14:21Let's flash forward to the 90s when attempts were being made to bring EVs into the present
14:26or judging by the design of this machine, the future.
14:30American car makers were under growing pressure from California to sell a certain percentage
14:34of zero emission vehicles if they wanted to do business in the state.
14:38So GM built and sold the EV1 from 96 to 99.
14:43Now seen as something of a cult car, back then rumours abounded that GM sabotaged the
14:48EV1's chances in order to keep selling ICEs.
14:53Jump ahead to 2012 and Silicon Valley was taking over with Tesla's Roadster becoming
14:58the best selling American made EV.
15:01But it was a brave little car that wore this crown until then, the Sebring Vanguard City Car.
15:06Conceived by Bob Beaumont, around 4,500 of these cheese wedges on wheels were sold between
15:121974 and 1977.
15:15A change in ownership meant it was eventually rebranded the commuter car and also came in
15:20a longer commuter van variant.
15:22It signalled the sort of EV people wanted to drive at the time and it was way ahead
15:27of electric quadricycles like the Opel Roxy or the Microlino.
15:34This desire for small practical electric cars made its presence felt around the world in
15:39the 2000s.
15:40In India, the Reva Electric Car Company sold the Reva and even exported it to the UK as
15:46the G-Wiz.
15:48And in Norway, spurred on by synth-pop eco-heroes AHA, Norwegians turned to two domestic models.
15:56The buddy EV and the Think City.
15:59Much like their spiritual forefathers, none of these little machines stood the test of
16:03time, but they kept the spark of the EV dream alive.

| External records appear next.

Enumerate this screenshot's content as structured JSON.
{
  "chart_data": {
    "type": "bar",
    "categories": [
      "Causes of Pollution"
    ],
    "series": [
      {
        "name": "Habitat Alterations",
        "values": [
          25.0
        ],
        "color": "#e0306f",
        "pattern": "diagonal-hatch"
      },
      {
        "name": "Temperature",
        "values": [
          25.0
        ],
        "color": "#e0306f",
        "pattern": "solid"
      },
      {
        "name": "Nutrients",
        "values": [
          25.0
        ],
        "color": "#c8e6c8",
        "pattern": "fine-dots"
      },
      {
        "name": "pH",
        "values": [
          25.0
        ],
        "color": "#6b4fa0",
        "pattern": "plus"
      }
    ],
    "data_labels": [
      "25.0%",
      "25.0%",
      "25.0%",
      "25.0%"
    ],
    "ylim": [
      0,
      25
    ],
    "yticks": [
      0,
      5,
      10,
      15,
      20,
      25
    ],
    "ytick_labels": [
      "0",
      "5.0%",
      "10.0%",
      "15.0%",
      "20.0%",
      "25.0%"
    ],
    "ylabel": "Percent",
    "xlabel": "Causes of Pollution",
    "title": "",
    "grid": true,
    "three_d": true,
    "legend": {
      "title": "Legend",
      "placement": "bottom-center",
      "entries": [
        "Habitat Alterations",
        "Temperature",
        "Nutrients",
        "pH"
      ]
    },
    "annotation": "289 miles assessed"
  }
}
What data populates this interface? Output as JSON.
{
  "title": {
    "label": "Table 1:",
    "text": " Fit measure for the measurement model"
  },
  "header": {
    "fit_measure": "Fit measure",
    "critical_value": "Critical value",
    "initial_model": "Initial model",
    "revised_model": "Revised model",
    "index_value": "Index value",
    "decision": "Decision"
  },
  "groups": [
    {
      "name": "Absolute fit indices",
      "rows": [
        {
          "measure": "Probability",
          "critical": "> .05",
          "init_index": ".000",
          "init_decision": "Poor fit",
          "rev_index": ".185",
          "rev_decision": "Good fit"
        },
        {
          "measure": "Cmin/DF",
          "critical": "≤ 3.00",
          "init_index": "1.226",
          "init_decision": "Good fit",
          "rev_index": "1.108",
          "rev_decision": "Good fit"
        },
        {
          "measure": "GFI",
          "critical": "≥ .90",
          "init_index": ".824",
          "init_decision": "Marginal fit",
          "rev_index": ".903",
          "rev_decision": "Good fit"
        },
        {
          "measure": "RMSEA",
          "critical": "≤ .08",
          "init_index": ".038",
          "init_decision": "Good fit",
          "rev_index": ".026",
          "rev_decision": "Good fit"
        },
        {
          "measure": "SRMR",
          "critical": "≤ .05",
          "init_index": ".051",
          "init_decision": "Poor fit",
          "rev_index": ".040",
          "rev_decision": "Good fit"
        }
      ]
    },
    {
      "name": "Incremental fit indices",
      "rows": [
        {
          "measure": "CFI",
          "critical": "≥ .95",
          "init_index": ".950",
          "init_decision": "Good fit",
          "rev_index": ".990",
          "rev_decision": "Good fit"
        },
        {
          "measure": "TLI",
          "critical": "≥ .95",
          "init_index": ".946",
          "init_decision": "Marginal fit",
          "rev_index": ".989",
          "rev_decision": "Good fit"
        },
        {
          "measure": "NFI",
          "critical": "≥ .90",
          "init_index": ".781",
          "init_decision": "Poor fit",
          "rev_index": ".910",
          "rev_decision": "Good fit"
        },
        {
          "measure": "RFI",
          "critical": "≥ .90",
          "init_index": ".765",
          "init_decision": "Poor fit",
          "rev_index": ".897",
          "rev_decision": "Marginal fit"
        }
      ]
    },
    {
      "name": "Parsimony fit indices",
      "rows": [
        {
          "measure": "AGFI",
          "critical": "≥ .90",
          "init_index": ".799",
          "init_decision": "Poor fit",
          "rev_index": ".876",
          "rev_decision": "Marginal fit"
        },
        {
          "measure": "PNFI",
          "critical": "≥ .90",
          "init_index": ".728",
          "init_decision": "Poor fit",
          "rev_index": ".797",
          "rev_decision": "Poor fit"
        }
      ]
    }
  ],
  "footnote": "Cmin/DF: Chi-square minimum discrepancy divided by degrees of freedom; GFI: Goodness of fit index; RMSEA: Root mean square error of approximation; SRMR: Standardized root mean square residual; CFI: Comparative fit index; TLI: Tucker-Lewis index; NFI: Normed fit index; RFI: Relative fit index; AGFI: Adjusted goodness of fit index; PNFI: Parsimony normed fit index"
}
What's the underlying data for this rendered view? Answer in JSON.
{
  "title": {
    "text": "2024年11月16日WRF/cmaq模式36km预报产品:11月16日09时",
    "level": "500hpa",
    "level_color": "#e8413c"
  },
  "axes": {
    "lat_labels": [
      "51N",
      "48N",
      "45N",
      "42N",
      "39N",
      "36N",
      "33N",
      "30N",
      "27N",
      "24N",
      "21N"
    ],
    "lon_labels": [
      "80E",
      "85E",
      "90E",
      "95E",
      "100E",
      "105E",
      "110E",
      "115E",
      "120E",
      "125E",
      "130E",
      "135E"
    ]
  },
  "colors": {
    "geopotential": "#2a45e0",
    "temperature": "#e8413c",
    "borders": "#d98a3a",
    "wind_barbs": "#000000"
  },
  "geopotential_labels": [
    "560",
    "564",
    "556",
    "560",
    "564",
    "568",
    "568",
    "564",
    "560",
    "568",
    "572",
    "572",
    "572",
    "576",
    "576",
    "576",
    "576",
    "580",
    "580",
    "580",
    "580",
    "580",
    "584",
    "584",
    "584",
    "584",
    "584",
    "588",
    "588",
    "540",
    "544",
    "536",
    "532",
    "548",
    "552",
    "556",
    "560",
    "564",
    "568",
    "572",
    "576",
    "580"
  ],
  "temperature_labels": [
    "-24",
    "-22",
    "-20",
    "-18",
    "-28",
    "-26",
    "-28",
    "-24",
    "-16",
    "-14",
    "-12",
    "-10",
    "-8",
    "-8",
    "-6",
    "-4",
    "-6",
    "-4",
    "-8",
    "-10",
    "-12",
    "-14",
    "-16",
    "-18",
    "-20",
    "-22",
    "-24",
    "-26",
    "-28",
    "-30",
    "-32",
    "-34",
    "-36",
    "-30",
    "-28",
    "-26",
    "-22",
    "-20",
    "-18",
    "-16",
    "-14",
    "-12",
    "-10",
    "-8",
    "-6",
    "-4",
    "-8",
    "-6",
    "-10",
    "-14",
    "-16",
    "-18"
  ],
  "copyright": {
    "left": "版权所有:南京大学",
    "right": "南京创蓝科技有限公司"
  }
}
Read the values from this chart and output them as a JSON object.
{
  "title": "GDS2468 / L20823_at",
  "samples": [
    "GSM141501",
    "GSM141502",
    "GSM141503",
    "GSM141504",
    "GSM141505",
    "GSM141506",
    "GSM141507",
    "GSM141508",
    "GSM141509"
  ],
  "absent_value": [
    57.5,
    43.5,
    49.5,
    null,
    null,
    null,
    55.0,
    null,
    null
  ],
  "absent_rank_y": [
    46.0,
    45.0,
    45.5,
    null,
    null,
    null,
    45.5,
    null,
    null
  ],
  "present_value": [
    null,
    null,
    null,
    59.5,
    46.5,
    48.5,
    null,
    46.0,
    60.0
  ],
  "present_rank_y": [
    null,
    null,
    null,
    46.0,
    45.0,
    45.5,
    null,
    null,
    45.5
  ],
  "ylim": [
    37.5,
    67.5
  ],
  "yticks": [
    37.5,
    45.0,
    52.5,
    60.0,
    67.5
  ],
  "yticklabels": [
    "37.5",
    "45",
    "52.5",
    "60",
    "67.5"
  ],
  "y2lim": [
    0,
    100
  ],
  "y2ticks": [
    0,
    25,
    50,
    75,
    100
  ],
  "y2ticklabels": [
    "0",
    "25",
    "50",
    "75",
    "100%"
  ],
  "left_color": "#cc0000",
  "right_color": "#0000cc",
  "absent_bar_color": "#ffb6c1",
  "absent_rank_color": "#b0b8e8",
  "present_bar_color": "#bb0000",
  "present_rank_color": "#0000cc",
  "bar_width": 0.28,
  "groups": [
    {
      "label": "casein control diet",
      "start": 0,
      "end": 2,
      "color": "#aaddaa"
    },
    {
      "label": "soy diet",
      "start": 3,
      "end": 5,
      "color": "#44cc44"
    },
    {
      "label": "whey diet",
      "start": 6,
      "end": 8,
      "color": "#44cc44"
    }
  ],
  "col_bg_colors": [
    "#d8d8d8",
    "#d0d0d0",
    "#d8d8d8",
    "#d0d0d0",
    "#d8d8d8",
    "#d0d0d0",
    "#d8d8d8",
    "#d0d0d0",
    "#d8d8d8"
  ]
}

16:08Today, electric vehicles have gone relatively mainstream and come in all manner of conventional
16:12shapes and sizes.
16:15They might not be the most common machines on the road, fear still abounds as to whether
16:19or not they can be truly convenient and the jury is still out as to whether or not they're
16:23likely to save the planet.
16:25But even as manufacturers flip-flop about whether or not they're going fully electric,
16:29one thing we can all agree on is the era of the quirky electric vehicle is gone and it's
16:34a downright shame that we won't see any of these unusual machines brightening up the
16:39cityscape as we motor along.
16:45Machines like the truly bizarre Corbin Sparrow which quite frankly looked like a giant toe.
16:51Or the Sinclair C5 which was like a tiny electric go-kart or an accident waiting to happen.
16:57Or Opel's twin concept which let you swap the combustion engine at the back for a battery
17:02powered rear.
17:04Of course, some of these machines were non-starters, a little too odd and impractical to use.
17:10But if they hadn't been invented, we might not be able to drive around in modern EVs today.
17:17Or look back at the history of EVs with a mixture of admiration and amusement.
17:22After all, the weird and wonderful arguably do have a role to play in the course of innovation.